If I invested this year’s £20,000 Stocks and Shares ISA contribution limit in a FTSE 100 tracker, that would give me income of £750 a year, or £62.50 a month. Now that’s pretty good, especially as I may get capital growth on top when markets start rising again. However, I reckon I can do better.
I’m aiming to beat the average
That 3.75% figure is only an average. It’s brought down by stocks such as Frasers Group, Flutter Entertainment, International Consolidated Airlines, Ocado and Rolls-Royce, which currently pay no dividends at all.
Around 15 FTSE 100 stocks counteract this by paying income of 6% or more, with some yielding close to 10%. Better still, many are available at cheap valuations. By focusing on this corner of the FTSE 100, I hope to double that £750 income to £1,500 or more.
A stock’s yield is calculated by dividing the dividend per share by its share price. So if the price falls, the dividend automatically rises. Accordingly, some of the FTSE 100’s highest yielders have struggled lately, share-price wise.
However, this typically leaves them trading at tempting valuations, opening up a great opportunity for a long-term investor like me. Over time, with luck and a fair wind, I’ll enjoy capital growth too as their shares recover.
The danger is that the company never recovers and is eventually forced to cut its dividends. I don’t expect that to be the case with my five UK stock picks, but as ever, the future’s not ours to see.
First, I’m picking out three top dividend income stocks that I’ve bought in recent weeks, starting with Legal & General Group. It yields a mighty 8.11% and trades at just 6.2 times earnings. As well as income, investors may finally enjoy some growth if the stock market rallies and boosts its fund management arm.
I’m hoping these yields will rise
Asset manager M&G is a bit riskier, yielding 9.61%, but its board is keen to reward shareholders so its mighty payout might just be sustainable. We’ll see.
That leaves me a bit exposed to the financial sector, so I would balance those two with miner Rio Tinto, which yields 7.75% and trades at 7.7 times earnings. If we slip into global recession, its revenues (and dividends) could take a hit. But over the long run I expect Rio to be an income winner.

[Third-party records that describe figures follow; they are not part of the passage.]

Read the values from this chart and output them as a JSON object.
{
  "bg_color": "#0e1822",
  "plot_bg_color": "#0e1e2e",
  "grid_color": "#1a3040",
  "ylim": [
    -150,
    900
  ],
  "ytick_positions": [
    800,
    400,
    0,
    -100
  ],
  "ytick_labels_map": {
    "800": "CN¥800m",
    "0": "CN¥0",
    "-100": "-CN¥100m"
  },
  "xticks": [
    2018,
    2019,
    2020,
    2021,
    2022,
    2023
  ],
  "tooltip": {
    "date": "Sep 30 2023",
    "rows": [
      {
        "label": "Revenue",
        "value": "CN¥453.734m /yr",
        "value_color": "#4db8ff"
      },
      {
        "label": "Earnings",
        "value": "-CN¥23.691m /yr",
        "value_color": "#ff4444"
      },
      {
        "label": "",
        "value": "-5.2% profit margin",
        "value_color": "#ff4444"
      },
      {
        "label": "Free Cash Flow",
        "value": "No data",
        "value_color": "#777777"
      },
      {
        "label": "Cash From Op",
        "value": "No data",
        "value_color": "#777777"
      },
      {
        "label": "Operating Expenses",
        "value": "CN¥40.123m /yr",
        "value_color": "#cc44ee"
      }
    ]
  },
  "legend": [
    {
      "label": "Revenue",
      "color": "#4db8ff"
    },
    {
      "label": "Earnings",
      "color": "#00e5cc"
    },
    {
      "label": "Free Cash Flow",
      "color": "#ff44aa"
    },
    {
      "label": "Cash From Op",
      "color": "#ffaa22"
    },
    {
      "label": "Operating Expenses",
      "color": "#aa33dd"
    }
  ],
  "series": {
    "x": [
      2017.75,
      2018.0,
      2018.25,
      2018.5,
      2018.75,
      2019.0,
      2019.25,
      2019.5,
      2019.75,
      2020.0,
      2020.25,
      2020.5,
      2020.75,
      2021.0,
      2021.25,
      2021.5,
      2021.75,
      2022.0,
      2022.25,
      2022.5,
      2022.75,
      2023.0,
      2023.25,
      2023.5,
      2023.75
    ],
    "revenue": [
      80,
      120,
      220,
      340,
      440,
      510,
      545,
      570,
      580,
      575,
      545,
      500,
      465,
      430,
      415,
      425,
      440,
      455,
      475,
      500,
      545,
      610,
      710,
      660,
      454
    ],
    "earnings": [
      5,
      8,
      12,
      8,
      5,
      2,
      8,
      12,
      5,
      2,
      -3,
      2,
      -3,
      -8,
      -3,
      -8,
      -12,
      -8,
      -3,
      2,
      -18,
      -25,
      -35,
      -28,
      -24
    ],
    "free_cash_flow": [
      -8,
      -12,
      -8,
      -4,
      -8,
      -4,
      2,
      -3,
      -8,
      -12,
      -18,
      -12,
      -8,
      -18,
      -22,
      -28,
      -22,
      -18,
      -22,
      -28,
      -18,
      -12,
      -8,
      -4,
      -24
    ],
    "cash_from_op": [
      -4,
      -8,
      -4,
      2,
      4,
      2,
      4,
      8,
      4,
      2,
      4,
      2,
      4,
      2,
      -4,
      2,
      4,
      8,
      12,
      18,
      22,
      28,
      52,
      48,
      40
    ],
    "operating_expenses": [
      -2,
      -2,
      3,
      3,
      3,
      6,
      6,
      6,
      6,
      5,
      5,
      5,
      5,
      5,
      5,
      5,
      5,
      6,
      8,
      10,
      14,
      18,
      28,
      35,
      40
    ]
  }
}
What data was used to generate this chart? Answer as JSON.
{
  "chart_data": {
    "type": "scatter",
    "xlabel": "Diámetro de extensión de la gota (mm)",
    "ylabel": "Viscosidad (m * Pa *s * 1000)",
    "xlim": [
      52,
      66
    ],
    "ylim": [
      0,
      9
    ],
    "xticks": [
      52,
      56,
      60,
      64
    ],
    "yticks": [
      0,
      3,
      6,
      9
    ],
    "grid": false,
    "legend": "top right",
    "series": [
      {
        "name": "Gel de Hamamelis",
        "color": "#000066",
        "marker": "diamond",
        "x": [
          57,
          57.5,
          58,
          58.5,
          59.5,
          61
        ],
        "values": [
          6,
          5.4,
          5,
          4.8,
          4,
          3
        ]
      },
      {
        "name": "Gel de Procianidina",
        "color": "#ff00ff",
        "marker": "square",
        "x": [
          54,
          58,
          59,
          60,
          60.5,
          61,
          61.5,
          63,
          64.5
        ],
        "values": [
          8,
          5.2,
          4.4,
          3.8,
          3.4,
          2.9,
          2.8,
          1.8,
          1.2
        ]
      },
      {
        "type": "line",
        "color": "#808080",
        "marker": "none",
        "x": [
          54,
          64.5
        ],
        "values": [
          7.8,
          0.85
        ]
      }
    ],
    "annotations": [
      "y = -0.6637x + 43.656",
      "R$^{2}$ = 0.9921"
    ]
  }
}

Everybody is worried about the UK property market at the moment, so buying builder Taylor Wimpey isn’t without risk. However, its 8.05% yield and low valuation of 6.2 times helps to soothe my fears.
To bring down my risk level, I’d buy transmissions giant National Grid, which has a lower yield of 5.25% and looks fairly valued (rather than cheap) at 16.5 times earnings.
Together, those five UK stocks would give me an average yield of 7.75%. In year one, that would generate income of £1,550 or £129 a month (£4 over my target). While my income could fall if any of these companies cut their dividends, I’m hoping it will rise steadily over time instead.